McNamara died on a day when there was interesting news from Asia, the region of his torments: There was lethal ethnic rioting in China. That development refutes, redundantly, the prophecy of a 19th-century social scientist, Karl Marx. Believing that he had discerned the laws of social physics, he said that the coming of modernity — the rise of science and the retreat of religion under the rationality of market societies — would mean that pre-industrial factors such as religion and ethnicity would lose their history-shaping saliency.


So far, the 21st century is vexed by nothing so much as those supposed residues of humanity's infancy. Nevertheless, Marx's anticipation morphed into what Moynihan called "the liberal expectancy." It is the hope — liberals tend to treat hopes as probabilities — that the fading of those atavisms and superstitions has put the world on a path to perpetual tranquility.


The world McNamara has departed could soon be convulsed by attempts to modify Iran's behavior. Since a variety of incentives have been unavailing, more muscular measures — perhaps "surgical strikes," a phrase redolent of the McNamara mentality — are contemplated.


Some persons fault the president for not having more ambitious plans to prompt and guide Iranians toward regime change. That outcome is sometimes advocated, and its consequences confidently anticipated, by neoconservatives whose certitude about feasibility resembles that which, decades ago, neoconservatism was born to counter.
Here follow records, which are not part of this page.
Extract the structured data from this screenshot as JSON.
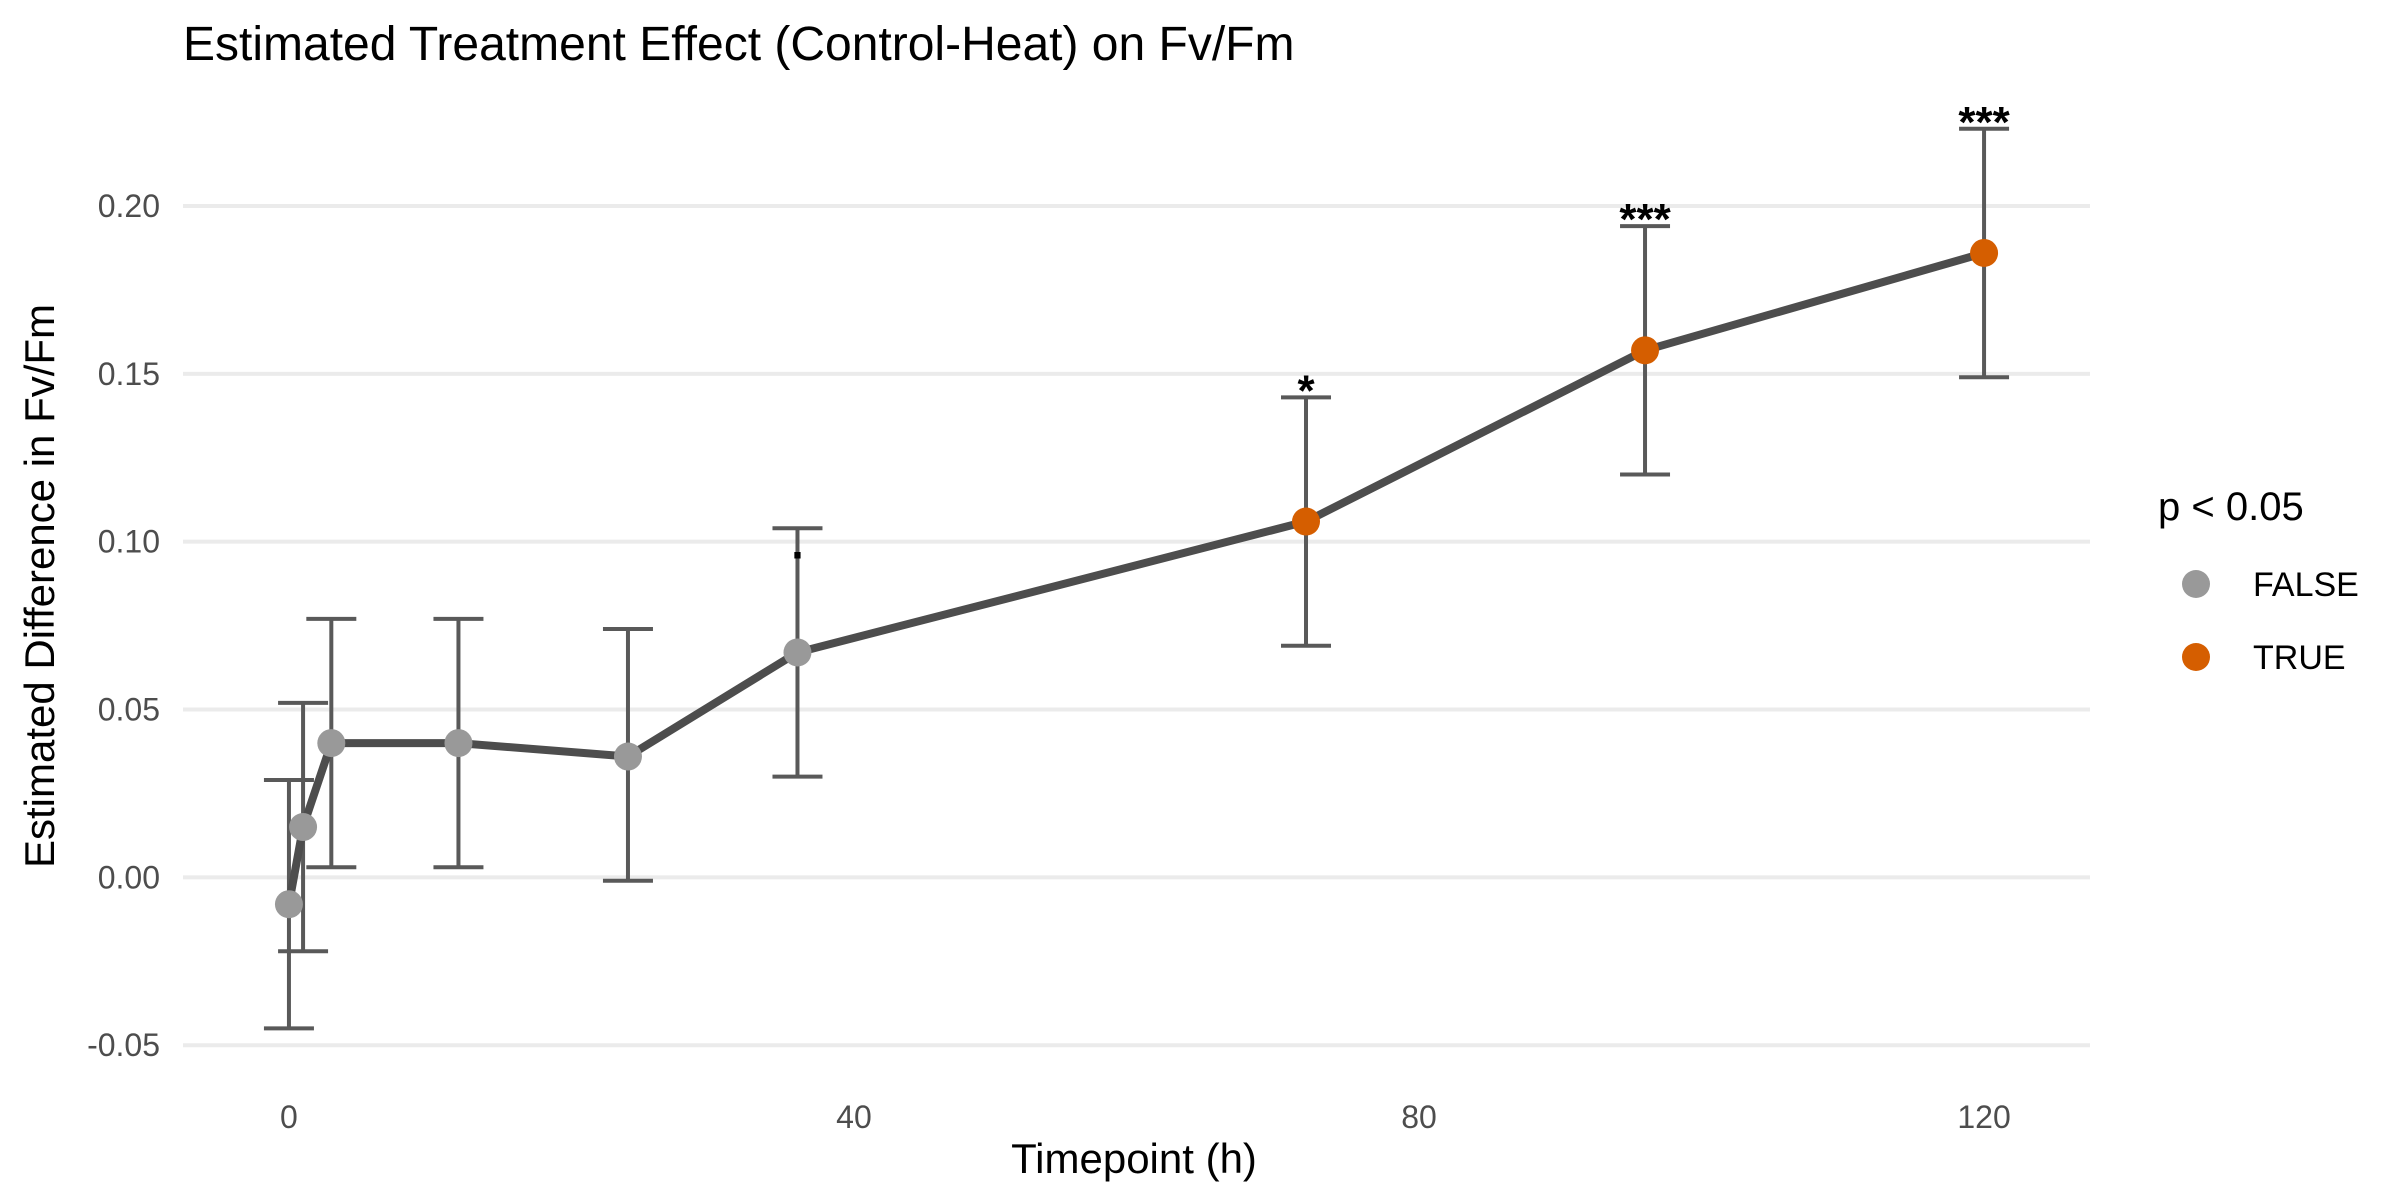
{
  "chart_data": {
    "type": "line",
    "title": "Estimated Treatment Effect (Control-Heat) on Fv/Fm",
    "xlabel": "Timepoint (h)",
    "ylabel": "Estimated Difference in Fv/Fm",
    "xlim": [
      -7.5,
      127.5
    ],
    "ylim": [
      -0.055,
      0.228
    ],
    "xticks": [
      0,
      40,
      80,
      120
    ],
    "yticks": [
      -0.05,
      0.0,
      0.05,
      0.1,
      0.15,
      0.2
    ],
    "xtick_labels": [
      "0",
      "40",
      "80",
      "120"
    ],
    "ytick_labels": [
      "-0.05",
      "0.00",
      "0.05",
      "0.10",
      "0.15",
      "0.20"
    ],
    "grid": true,
    "legend_placement": "right",
    "legend": {
      "title": "p < 0.05",
      "items": [
        {
          "label": "FALSE",
          "color": "#999999"
        },
        {
          "label": "TRUE",
          "color": "#d55e00"
        }
      ]
    },
    "line_color": "#4d4d4d",
    "errorbar_color": "#595959",
    "points": [
      {
        "x": 0,
        "y": -0.008,
        "lower": -0.045,
        "upper": 0.029,
        "significant": false,
        "label": ""
      },
      {
        "x": 1,
        "y": 0.015,
        "lower": -0.022,
        "upper": 0.052,
        "significant": false,
        "label": ""
      },
      {
        "x": 3,
        "y": 0.04,
        "lower": 0.003,
        "upper": 0.077,
        "significant": false,
        "label": ""
      },
      {
        "x": 12,
        "y": 0.04,
        "lower": 0.003,
        "upper": 0.077,
        "significant": false,
        "label": ""
      },
      {
        "x": 24,
        "y": 0.036,
        "lower": -0.001,
        "upper": 0.074,
        "significant": false,
        "label": ""
      },
      {
        "x": 36,
        "y": 0.067,
        "lower": 0.03,
        "upper": 0.104,
        "significant": false,
        "label": "."
      },
      {
        "x": 72,
        "y": 0.106,
        "lower": 0.069,
        "upper": 0.143,
        "significant": true,
        "label": "*"
      },
      {
        "x": 96,
        "y": 0.157,
        "lower": 0.12,
        "upper": 0.194,
        "significant": true,
        "label": "***"
      },
      {
        "x": 120,
        "y": 0.186,
        "lower": 0.149,
        "upper": 0.223,
        "significant": true,
        "label": "***"
      }
    ]
  }
}
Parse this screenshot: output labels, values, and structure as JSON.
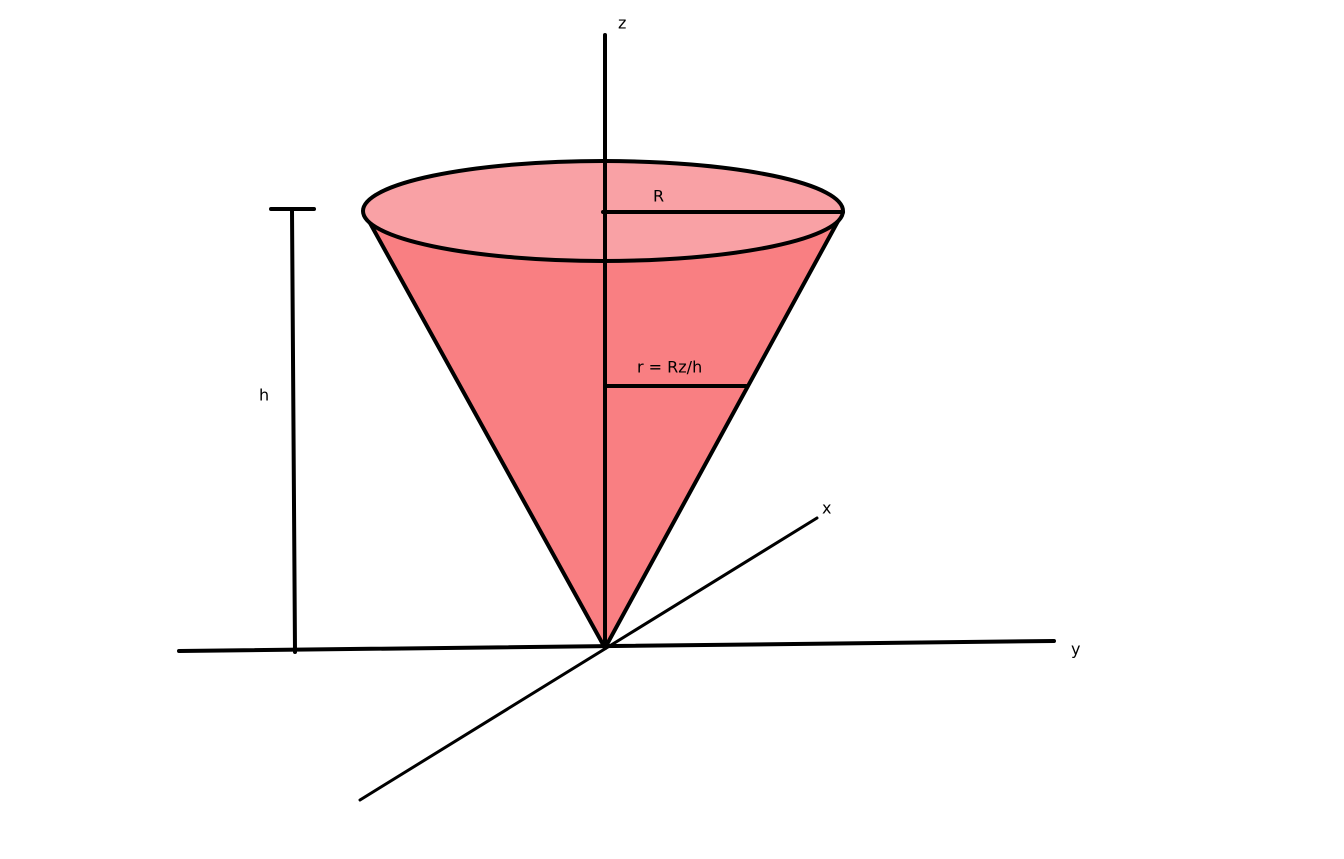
{
  "labels": {
    "z_axis": "z",
    "radius": "R",
    "radius_at_z": "r = Rz/h",
    "height": "h",
    "x_axis": "x",
    "y_axis": "y"
  }
}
Well. Every four years we saturate New Hampshire — that small, English-speaking, culturally homogenous, ethnically temperate sliver of tranquil New England — with politicians, consultants, journalists and political scientists. And often we are surprised — even dumbfounded — by how unpredictably that state's people, with their native perversity, choose to behave in their presidential primary.


McNamara, like many who leave high office, never left the capital of this nation that believes people learn from history, and that therefore history is linear and progressive. But the capital, gripped once again by the audacious hope of mastering everything, would be wise to entertain a shadow of a doubt about that.